Moriarty has fostered Minnesota's ever-growing infatuation with the winding paths. She began making labyrinths in 1999, as their revival blossomed, creating both precise replicas of historical patterns and new designs. She built a permanent stone labyrinth along Spain's Camino de Santiago pilgrimage route this spring and typically creates dozens of portable canvas walkways each year.
"Minnesota today is a hub for labyrinth activity because we go back to the 1990s," said Moriarty. "There are more public labyrinths in the Twin Cities area than any other metropolitan area in the world. So we are very rich with labyrinths here."
The idea of portable paths that can be set up indoors made sense in Minnesota, where winter weather can drag on for so long. After learning about the idea decades ago, Moriarty painted her first portable canvas for her church to use.
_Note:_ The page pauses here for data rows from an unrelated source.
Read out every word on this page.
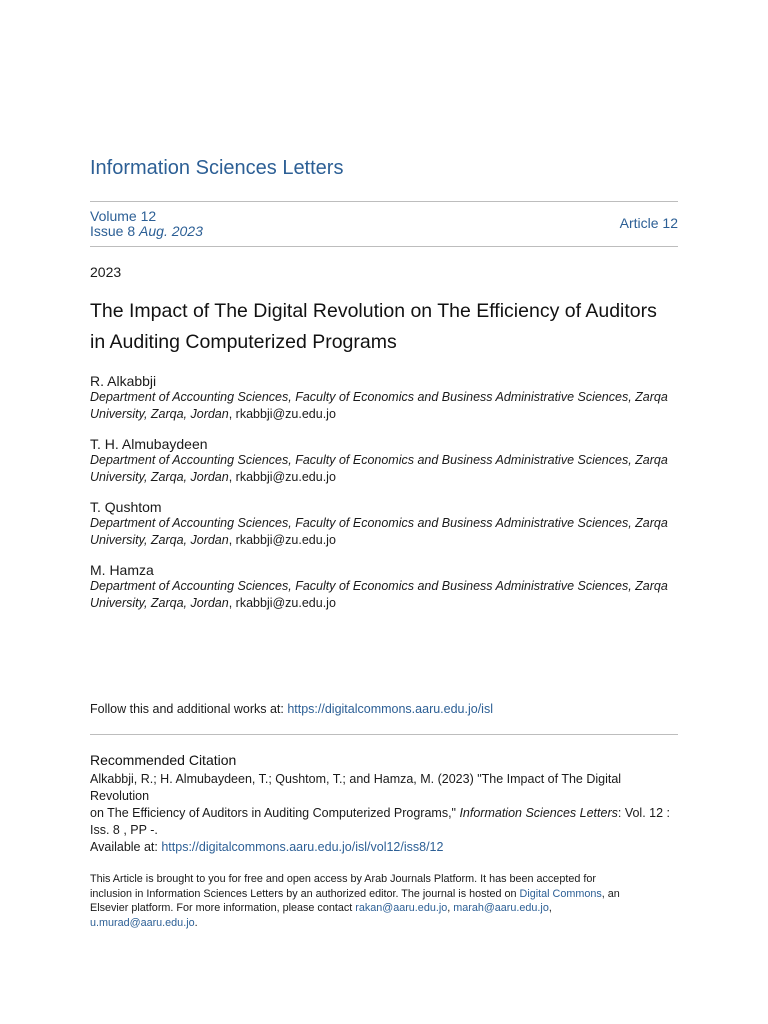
Information Sciences Letters
Volume 12
Issue 8 Aug. 2023	Article 12
2023
The Impact of The Digital Revolution on The Efficiency of Auditors
in Auditing Computerized Programs
R. Alkabbji
Department of Accounting Sciences, Faculty of Economics and Business Administrative Sciences, Zarqa
University, Zarqa, Jordan, rkabbji@zu.edu.jo
T. H. Almubaydeen
Department of Accounting Sciences, Faculty of Economics and Business Administrative Sciences, Zarqa
University, Zarqa, Jordan, rkabbji@zu.edu.jo
T. Qushtom
Department of Accounting Sciences, Faculty of Economics and Business Administrative Sciences, Zarqa
University, Zarqa, Jordan, rkabbji@zu.edu.jo
M. Hamza
Department of Accounting Sciences, Faculty of Economics and Business Administrative Sciences, Zarqa
University, Zarqa, Jordan, rkabbji@zu.edu.jo
Follow this and additional works at: https://digitalcommons.aaru.edu.jo/isl
Recommended Citation
Alkabbji, R.; H. Almubaydeen, T.; Qushtom, T.; and Hamza, M. (2023) "The Impact of The Digital Revolution
on The Efficiency of Auditors in Auditing Computerized Programs," Information Sciences Letters: Vol. 12 :
Iss. 8 , PP -.
Available at: https://digitalcommons.aaru.edu.jo/isl/vol12/iss8/12
This Article is brought to you for free and open access by Arab Journals Platform. It has been accepted for
inclusion in Information Sciences Letters by an authorized editor. The journal is hosted on Digital Commons, an
Elsevier platform. For more information, please contact rakan@aaru.edu.jo, marah@aaru.edu.jo,
u.murad@aaru.edu.jo.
The idea took off — and while she rents them only within the U.S., she's created portable labyrinths for clients around the world.
"It just became an international project," she said. "In Minnesota, our labyrinths are only available for part of the year. So having something that you can lay out and use indoors is a viable option for lots of places."
A winding journey
Labryrinths are adaptable to "pretty much any kind of situation," said Moriarty.
"The labyrinth itself is over 4,000 years old. And they've been found all over the world," she said. "And so, one of the beautiful parts about the labyrinth is that it's not connected to any particular religion or doctrine or anything."
Many churches use labyrinths following a Christian tradition of associating the pathway with a spiritual journey to salvation. (Some historians believe worshipers walked the Chartres Cathedral labyrinth, for example, as a symbolic pilgrimage to the Holy Land, while others say the design was created to represent Christ's passage through death to eternal life).
Walking a labyrinth at church is now a popular activity during Lent, making those weeks before Easter the busiest rental season for both Paths of Peace and for Wisdom Ways.
At Dvorak's Circle Pines church, the rental labyrinth arrived as part of a two-year contemplative practices program run by St. Catherine University. Each month, parishioners try a new mindful activity — from deep listening to prayer journaling. May's contemplative practice was a labyrinth walk.
As Cindy Huseby walked the path with other members of the church, her thoughts took unexpected directions — but she felt joyful, hugging friends as their steps met, she said.
"At some point, all of us were like, 'Wait a minute, am I following the right path here?' " Huseby said. "And someone in the group said, 'You know, that's a little like life. You wonder that all the time. Is this the right path, or did I stray somewhere?' "
Dvorak was excited to share the practice with Huseby and other parishioners who hadn't experienced it before.
"I love being a witness to how it transforms people," Dvorak said.